Europe’s digital sovereignty therefore includes no longer making itself vulnerable to blackmail by other power blocs. This encompasses building its own security and defence capabilities as well as diversifying global supply chains and reducing one-sided import dependencies on China. At the same time, Europe must — as already criticized in the Draghi Report — become more competitive and innovative again. Central to this is overcoming economic fragmentation within Europe through open markets and the removal of internal trade barriers, as well as an integrated capital market to better scale European innovations.

Beyond this, a fundamental rethinking is needed in European companies and administrations. Instead of reflexively relying on office software from Microsoft or Google, the offerings of European providers as well as open-source applications should be deliberately evaluated and consistently used.
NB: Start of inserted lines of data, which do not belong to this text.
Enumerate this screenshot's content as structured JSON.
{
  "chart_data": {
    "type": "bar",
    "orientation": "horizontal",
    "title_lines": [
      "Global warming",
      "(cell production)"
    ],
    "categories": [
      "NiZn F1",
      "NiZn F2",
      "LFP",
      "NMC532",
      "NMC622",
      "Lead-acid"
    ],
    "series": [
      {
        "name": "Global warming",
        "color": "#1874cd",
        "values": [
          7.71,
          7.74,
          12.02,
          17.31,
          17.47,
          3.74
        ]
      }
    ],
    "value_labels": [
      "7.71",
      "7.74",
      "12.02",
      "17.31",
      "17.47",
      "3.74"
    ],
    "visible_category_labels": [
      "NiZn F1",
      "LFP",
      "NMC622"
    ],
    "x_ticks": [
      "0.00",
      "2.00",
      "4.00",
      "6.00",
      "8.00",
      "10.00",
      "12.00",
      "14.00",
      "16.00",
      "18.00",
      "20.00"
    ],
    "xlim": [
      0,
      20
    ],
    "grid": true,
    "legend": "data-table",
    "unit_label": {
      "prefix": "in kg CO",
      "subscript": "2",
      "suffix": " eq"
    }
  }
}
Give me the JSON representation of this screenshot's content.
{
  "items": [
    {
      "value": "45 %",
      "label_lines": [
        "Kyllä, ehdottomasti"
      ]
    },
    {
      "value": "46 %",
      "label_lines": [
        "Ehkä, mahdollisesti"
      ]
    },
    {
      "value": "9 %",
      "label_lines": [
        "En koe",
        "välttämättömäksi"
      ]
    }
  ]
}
This would not only strengthen digital sovereignty but also promote innovation and competition within Europe.

Due to technological and geopolitical developments, humanity is heading toward a waterfall. We know that everything will change, but we do not yet know how. Either we work toward a planetary world order based on a finely tuned balance of power that respects the sovereignty of individual world regions, so that cultural diversity can continue to exist and flourish. Or we slide into a new imperial system in which great powers treat other world regions as colonies, exploit them through digital platforms, and systematically extract value. It is up to us to prevent the road to this digital dystopia.